IN the previous chapter I mentioned some common domestic woods properly supposed suitable for bow making. It is far from pleasant to be compelled to dispel a popular illusion of long standing, of the worth of such woods. I know from much experience how good people, especially boys, are disappointed to learn that such an idol among the woods as hickory is has really no value as a bow wood.

In addition to the yew of the West Coast and Osage orange, live oak and ironwood are the only other domestic bow woods that can be properly classed as such. The latter, though abundant, has the drawback of being very hard to work. Further, it has little in the way of cast to recommend it, as compared with the bow woods previously discussed. It will, however, make a fairly good bow, provided the shape is made rather flat and shallow. A wide bow of ironwood with little depth may with perfect safety be made much shorter than common. These, by the way, are the best woods for the Boy Scout to use in his bow making. But he must make sure his stave is not cut from a log that has been floated down some stream to the mill, for that will have washed the sap out of it. This also applies to other common woods purveyed by the lumber yards.

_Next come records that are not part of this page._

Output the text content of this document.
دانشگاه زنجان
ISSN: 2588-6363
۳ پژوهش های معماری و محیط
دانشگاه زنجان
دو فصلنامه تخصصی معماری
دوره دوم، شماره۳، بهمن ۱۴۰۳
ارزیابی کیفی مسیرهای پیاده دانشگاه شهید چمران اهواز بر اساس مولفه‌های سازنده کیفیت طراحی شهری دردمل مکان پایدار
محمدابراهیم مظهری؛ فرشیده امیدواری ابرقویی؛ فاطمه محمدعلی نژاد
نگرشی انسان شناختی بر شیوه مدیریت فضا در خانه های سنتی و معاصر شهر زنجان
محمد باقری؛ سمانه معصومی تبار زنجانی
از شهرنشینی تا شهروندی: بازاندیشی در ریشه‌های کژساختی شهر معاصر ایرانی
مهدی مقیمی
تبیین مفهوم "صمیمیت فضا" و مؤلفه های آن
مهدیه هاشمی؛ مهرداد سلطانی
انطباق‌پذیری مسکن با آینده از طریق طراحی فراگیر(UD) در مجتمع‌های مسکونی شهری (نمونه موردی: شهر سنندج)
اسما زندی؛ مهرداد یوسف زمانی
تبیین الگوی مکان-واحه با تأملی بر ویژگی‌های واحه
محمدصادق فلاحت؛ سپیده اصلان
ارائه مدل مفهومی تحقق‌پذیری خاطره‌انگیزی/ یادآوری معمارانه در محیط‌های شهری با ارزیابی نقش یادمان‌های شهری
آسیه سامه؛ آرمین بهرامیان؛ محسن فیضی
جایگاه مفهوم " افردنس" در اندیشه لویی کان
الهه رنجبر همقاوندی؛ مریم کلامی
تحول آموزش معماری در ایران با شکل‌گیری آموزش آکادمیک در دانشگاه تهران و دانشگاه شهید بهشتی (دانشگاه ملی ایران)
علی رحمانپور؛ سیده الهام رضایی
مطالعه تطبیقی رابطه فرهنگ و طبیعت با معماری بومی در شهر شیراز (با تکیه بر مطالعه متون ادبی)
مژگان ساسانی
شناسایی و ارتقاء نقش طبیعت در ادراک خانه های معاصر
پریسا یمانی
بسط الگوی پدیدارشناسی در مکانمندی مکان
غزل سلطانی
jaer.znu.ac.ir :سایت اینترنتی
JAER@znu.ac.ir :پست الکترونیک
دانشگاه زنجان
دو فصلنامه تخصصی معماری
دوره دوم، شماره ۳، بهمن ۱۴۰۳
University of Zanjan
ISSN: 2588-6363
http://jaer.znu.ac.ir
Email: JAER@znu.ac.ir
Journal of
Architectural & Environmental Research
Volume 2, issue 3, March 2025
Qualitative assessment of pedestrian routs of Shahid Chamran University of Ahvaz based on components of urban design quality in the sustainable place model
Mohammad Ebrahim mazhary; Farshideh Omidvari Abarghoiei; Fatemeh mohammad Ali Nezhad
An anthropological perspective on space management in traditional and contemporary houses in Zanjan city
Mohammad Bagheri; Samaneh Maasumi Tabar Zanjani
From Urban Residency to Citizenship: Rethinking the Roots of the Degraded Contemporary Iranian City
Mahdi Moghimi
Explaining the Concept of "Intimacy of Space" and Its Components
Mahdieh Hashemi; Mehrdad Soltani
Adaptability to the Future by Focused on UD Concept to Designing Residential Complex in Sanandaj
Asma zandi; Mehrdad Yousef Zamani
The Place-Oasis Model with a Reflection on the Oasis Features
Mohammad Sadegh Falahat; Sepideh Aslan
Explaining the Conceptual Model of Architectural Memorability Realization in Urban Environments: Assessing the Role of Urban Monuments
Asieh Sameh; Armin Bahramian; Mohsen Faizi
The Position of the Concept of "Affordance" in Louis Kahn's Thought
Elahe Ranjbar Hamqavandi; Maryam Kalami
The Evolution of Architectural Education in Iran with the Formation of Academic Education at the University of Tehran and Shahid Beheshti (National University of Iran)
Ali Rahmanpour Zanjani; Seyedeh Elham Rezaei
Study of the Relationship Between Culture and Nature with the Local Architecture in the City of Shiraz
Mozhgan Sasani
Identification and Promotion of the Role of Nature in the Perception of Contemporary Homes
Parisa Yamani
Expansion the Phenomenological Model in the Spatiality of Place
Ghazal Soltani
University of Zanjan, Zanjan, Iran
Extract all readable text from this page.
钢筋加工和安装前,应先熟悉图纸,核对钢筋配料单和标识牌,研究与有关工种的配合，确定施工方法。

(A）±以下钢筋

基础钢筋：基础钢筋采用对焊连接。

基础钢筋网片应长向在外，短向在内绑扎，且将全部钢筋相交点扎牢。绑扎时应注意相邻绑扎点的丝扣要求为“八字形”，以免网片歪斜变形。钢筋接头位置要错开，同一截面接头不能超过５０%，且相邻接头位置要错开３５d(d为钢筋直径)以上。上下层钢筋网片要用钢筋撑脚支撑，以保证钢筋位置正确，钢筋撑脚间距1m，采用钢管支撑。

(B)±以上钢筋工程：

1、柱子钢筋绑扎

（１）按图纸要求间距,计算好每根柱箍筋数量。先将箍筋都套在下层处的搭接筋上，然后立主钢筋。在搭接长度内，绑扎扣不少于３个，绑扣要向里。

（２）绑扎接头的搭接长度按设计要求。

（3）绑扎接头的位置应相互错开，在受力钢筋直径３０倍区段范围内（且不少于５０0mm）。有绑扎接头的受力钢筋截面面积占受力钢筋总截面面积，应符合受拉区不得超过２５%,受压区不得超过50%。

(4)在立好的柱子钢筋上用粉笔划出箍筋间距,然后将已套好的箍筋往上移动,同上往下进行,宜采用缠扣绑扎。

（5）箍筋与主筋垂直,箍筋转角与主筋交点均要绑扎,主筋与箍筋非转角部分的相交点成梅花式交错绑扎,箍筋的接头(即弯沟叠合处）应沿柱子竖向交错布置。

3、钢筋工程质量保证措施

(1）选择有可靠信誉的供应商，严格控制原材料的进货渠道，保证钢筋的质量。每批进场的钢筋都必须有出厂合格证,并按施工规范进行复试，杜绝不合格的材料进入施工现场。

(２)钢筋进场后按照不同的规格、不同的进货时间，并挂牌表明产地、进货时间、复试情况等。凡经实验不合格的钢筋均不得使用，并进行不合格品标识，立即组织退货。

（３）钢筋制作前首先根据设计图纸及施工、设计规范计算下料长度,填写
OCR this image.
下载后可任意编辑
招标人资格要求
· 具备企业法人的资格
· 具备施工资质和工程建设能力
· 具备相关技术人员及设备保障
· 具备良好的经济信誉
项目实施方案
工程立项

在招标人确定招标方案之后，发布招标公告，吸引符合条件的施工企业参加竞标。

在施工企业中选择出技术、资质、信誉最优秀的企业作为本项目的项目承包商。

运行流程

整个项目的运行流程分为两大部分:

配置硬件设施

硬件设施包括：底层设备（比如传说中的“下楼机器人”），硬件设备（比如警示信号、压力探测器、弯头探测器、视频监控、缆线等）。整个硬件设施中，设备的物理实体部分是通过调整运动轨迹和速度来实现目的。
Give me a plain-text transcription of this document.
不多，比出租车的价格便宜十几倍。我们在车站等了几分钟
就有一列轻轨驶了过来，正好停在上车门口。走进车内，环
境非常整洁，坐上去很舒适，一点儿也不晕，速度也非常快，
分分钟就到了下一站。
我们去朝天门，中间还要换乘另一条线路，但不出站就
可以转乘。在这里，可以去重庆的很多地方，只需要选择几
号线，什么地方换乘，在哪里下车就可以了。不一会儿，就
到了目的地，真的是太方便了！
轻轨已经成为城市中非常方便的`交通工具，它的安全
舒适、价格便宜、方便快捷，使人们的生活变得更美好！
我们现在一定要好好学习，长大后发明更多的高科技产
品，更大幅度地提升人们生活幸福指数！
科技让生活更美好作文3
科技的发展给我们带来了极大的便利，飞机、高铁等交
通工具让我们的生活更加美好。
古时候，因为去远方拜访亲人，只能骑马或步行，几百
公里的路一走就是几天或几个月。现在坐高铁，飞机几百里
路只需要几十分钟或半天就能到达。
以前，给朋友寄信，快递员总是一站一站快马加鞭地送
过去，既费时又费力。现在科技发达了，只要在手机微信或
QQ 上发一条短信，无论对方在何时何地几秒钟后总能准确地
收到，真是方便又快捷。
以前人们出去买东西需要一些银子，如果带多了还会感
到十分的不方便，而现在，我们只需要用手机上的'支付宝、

Ash is much praised by some manufacturers of archery goods. It will shoot—in a soft and unsatisfactory manner—as long as it remains green as will various oaks, elms and others. But just as soon as any of these, including ash, is dried out, in nearly every case it will break. They are not bow woods.

Hickory might well be claimed to be the best of the common woods for simple bow making. It is easily the toughest, and even when dried out it will stand a lot of hard use. But unfortunately, cast is not in the wood; hickory is not a spring wood. And again I repeat that cast is the first essential for a good bow.

Many of the modern writers have named long lists of bow woods from which the boy archer may take his choice. Besides those just mentioned, these include cedar, beech, hickory, locust and others. The only reason I can ascribe for such long lists is that probably these writers expect that the Boy Scouts among their readers may be either impelled or called upon to go out in the woods and chop down their own trees from which to make their bows. Thus perhaps they consider a number of different trees to choose among may be handy for the Scouts. I need hardly point out that the idea of cutting down trees is already entirely too prevalent for the good of the country's forests. Trees of suitable size for yielding bow staves should not be cut for that purpose alone; except yew or Osage orange, and they only by competent woodsmen, able to select the right ones. As for boys cutting these latter two, they still would have to wait four years for the wood to dry properly, when they would be boys no longer.